Provider entry fields
| Field | Required | Description |
|---|---|---|
"type" | yes | "anthropic", "openai", or "google" |
"base_url" | no | Custom endpoint — required for OpenAI-compatible local servers |
"identifier" | no | Uppercase tag for API key env var ("NVIDIA" → NVIDIA_API_KEY) |
"has_api_key" | no | false skips key lookup entirely (Ollama, llama.cpp). Default: true |
Model entry fields
| Field | Required | Description |
|---|---|---|
"id" | yes | User alias — used to look up the model |
"model" | yes | Provider model identifier sent to the API |
"provider" | yes | Key referencing a providers entry |
"params" | no | Inference parameters (temperature, max_tokens, etc.) |
Streaming events
AI.stream/3 returns a lazy Enumerable of tagged tuples:
| Event | Meaning |
|---|---|
{:text_delta, string} | A chunk of assistant text |
{:thinking_delta, string} | A chunk of extended-thinking text |
{:tool_call_complete, %{id:, name:, args:}} | A fully-assembled tool call |
{:done, %{stop_reason:, usage:}} | Stream finished; usage stats included |
{:error, reason} | Transport or API error; stream halts |
Exceptions raised during enumeration (e.g. a dropped HTTP connection) are
caught and emitted as {:error, exception} events, so the stream never raises.
Streaming patterns
Print text as it arrives
AI.stream(model, context)
|> Enum.each(fn
{:text_delta, text} -> IO.write(text)
{:done, _} -> IO.puts("")
{:error, reason} -> IO.puts("\nError: #{inspect(reason)}")
_ -> :ok
end)Forward events to another process
Since AI.stream/3 returns a lazy enumerable, you can run it in a Task and
send each event to a LiveView or any other process as chunks arrive:
parent = self()
Task.start(fn ->
AI.stream(model, context)
|> Stream.each(fn event -> send(parent, {:llm_event, event}) end)
|> Stream.run()
end)
# Handle in a LiveView or GenServer:
def handle_info({:llm_event, {:text_delta, text}}, socket) do
{:noreply, update(socket, :response, &(&1 <> text))}
end
def handle_info({:llm_event, {:done, _}}, socket) do
{:noreply, assign(socket, :streaming, false)}
end
def handle_info({:llm_event, _}, socket), do: {:noreply, socket}Inference parameters
All keyword opts accepted by AI.stream/3 and AI.complete/3 are forwarded
directly to req_llm, which handles per-provider translation:
AI.complete(model, context,
temperature: 0.8,
top_p: 0.95,
max_tokens: 2_048
)Tool calling
Define tools with Tool.new/1 and attach them to the context:
alias Planck.AI.Tool
read_file = Tool.new(
name: "read_file",
description: "Read the contents of a file",
parameters: %{
"type" => "object",
"properties" => %{
"path" => %{"type" => "string", "description" => "Absolute path to the file"}
},
"required" => ["path"]
}
)
context = %Context{
system: "You are a coding assistant.",
messages: [
%Message{role: :user, content: [{:text, "Show me lib/app.ex"}]}
],
tools: [read_file]
}
{:ok, %Message{content: content}} = AI.complete(model, context)

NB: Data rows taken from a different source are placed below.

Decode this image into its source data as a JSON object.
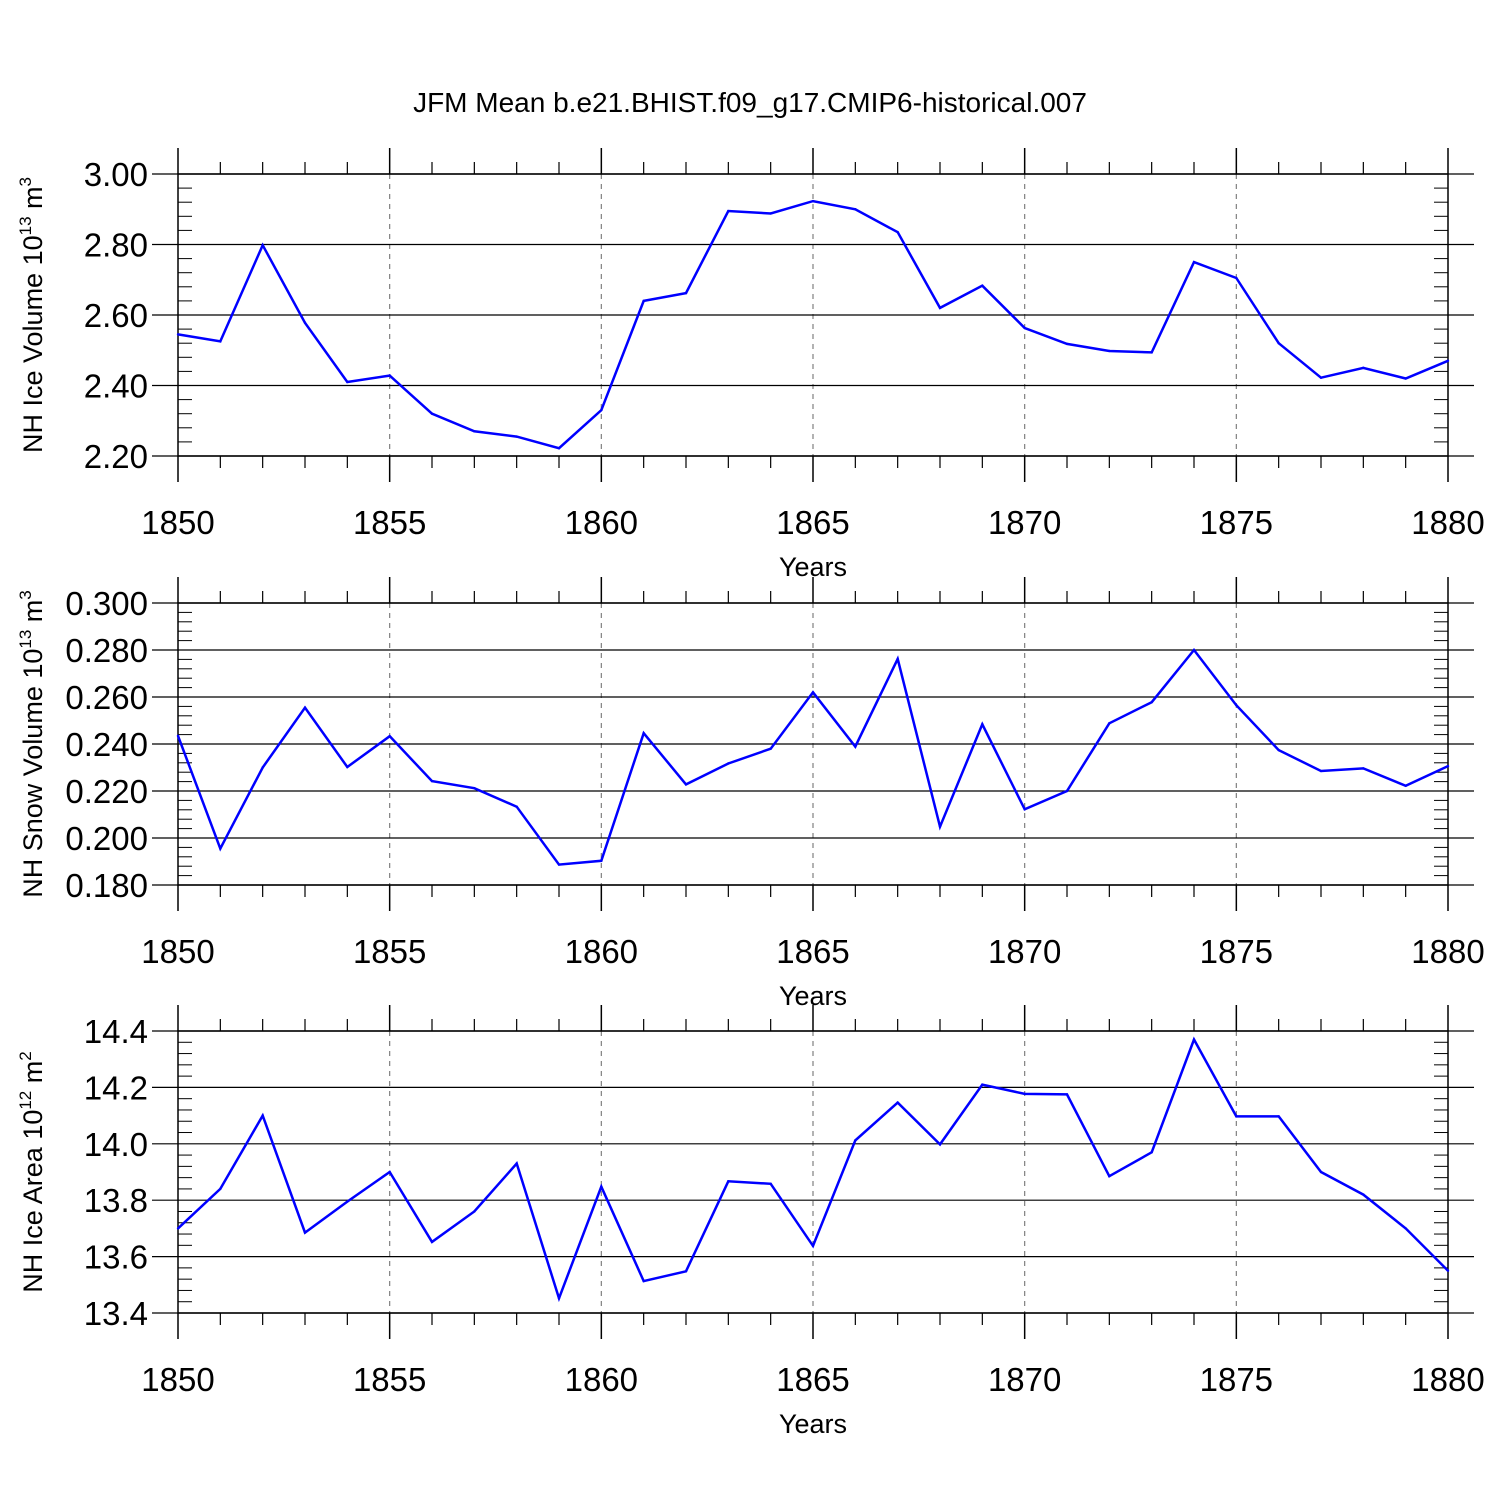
{
  "title": "JFM Mean b.e21.BHIST.f09_g17.CMIP6-historical.007",
  "colors": {
    "line": "#0000ff",
    "axis": "#000000",
    "grid": "#808080"
  },
  "chart_data": [
    {
      "type": "line",
      "ylabel": {
        "main": "NH Ice Volume 10",
        "sup": "13",
        "unit": " m",
        "unit_sup": "3"
      },
      "xlabel": "Years",
      "xlim": [
        1850,
        1880
      ],
      "ylim": [
        2.2,
        3.0
      ],
      "yticks": [
        "2.20",
        "2.40",
        "2.60",
        "2.80",
        "3.00"
      ],
      "xticks": [
        "1850",
        "1855",
        "1860",
        "1865",
        "1870",
        "1875",
        "1880"
      ],
      "x": [
        1850,
        1851,
        1852,
        1853,
        1854,
        1855,
        1856,
        1857,
        1858,
        1859,
        1860,
        1861,
        1862,
        1863,
        1864,
        1865,
        1866,
        1867,
        1868,
        1869,
        1870,
        1871,
        1872,
        1873,
        1874,
        1875,
        1876,
        1877,
        1878,
        1879,
        1880
      ],
      "values": [
        2.545,
        2.525,
        2.798,
        2.578,
        2.41,
        2.428,
        2.32,
        2.27,
        2.255,
        2.222,
        2.33,
        2.64,
        2.662,
        2.895,
        2.888,
        2.923,
        2.9,
        2.835,
        2.62,
        2.683,
        2.563,
        2.518,
        2.498,
        2.494,
        2.75,
        2.705,
        2.52,
        2.422,
        2.45,
        2.42,
        2.47
      ]
    },
    {
      "type": "line",
      "ylabel": {
        "main": "NH Snow Volume 10",
        "sup": "13",
        "unit": " m",
        "unit_sup": "3"
      },
      "xlabel": "Years",
      "xlim": [
        1850,
        1880
      ],
      "ylim": [
        0.18,
        0.3
      ],
      "yticks": [
        "0.180",
        "0.200",
        "0.220",
        "0.240",
        "0.260",
        "0.280",
        "0.300"
      ],
      "xticks": [
        "1850",
        "1855",
        "1860",
        "1865",
        "1870",
        "1875",
        "1880"
      ],
      "x": [
        1850,
        1851,
        1852,
        1853,
        1854,
        1855,
        1856,
        1857,
        1858,
        1859,
        1860,
        1861,
        1862,
        1863,
        1864,
        1865,
        1866,
        1867,
        1868,
        1869,
        1870,
        1871,
        1872,
        1873,
        1874,
        1875,
        1876,
        1877,
        1878,
        1879,
        1880
      ],
      "values": [
        0.2435,
        0.1955,
        0.23,
        0.2555,
        0.2302,
        0.2433,
        0.2242,
        0.2212,
        0.2133,
        0.1887,
        0.1903,
        0.2446,
        0.2228,
        0.2317,
        0.238,
        0.262,
        0.2389,
        0.2762,
        0.2048,
        0.2484,
        0.2122,
        0.22,
        0.2488,
        0.2578,
        0.28,
        0.2565,
        0.2374,
        0.2285,
        0.2296,
        0.2222,
        0.2306
      ]
    },
    {
      "type": "line",
      "ylabel": {
        "main": "NH Ice Area 10",
        "sup": "12",
        "unit": " m",
        "unit_sup": "2"
      },
      "xlabel": "Years",
      "xlim": [
        1850,
        1880
      ],
      "ylim": [
        13.4,
        14.4
      ],
      "yticks": [
        "13.4",
        "13.6",
        "13.8",
        "14.0",
        "14.2",
        "14.4"
      ],
      "xticks": [
        "1850",
        "1855",
        "1860",
        "1865",
        "1870",
        "1875",
        "1880"
      ],
      "x": [
        1850,
        1851,
        1852,
        1853,
        1854,
        1855,
        1856,
        1857,
        1858,
        1859,
        1860,
        1861,
        1862,
        1863,
        1864,
        1865,
        1866,
        1867,
        1868,
        1869,
        1870,
        1871,
        1872,
        1873,
        1874,
        1875,
        1876,
        1877,
        1878,
        1879,
        1880
      ],
      "values": [
        13.7,
        13.84,
        14.1,
        13.685,
        13.795,
        13.9,
        13.652,
        13.76,
        13.93,
        13.452,
        13.848,
        13.513,
        13.548,
        13.867,
        13.858,
        13.638,
        14.012,
        14.146,
        13.998,
        14.21,
        14.177,
        14.175,
        13.885,
        13.97,
        14.37,
        14.097,
        14.097,
        13.9,
        13.82,
        13.7,
        13.55
      ]
    }
  ]
}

# Inspect the tool calls in the response
for {:tool_call, id, name, args} <- content do
IO.inspect({id, name, args})
endTo complete the loop, append a tool result message and call complete/3 again:
result_msg = %Message{
role: :tool_result,
content: [{:tool_result, call_id, File.read!(args["path"])}]
}
updated_context = %{context | messages: context.messages ++ [assistant_msg, result_msg]}
{:ok, final} = AI.complete(model, updated_context)Multimodal input
Four content part types carry non-text data:
# Binary image
{:image, File.read!("photo.png"), "image/png"}
# Image by URL (all cloud providers)
{:image_url, "https://example.com/photo.png"}
# Binary file / document (Anthropic PDFs, Google files)
{:file, File.read!("report.pdf"), "application/pdf"}
# Video by URL (Google Gemini only)
{:video_url, "https://example.com/clip.mp4"}%Message{
role: :user,
content: [
{:image_url, "https://example.com/screenshot.png"},
{:text, "What do you see in this image?"}
]
}Support depends on the model's input_types field in the catalog.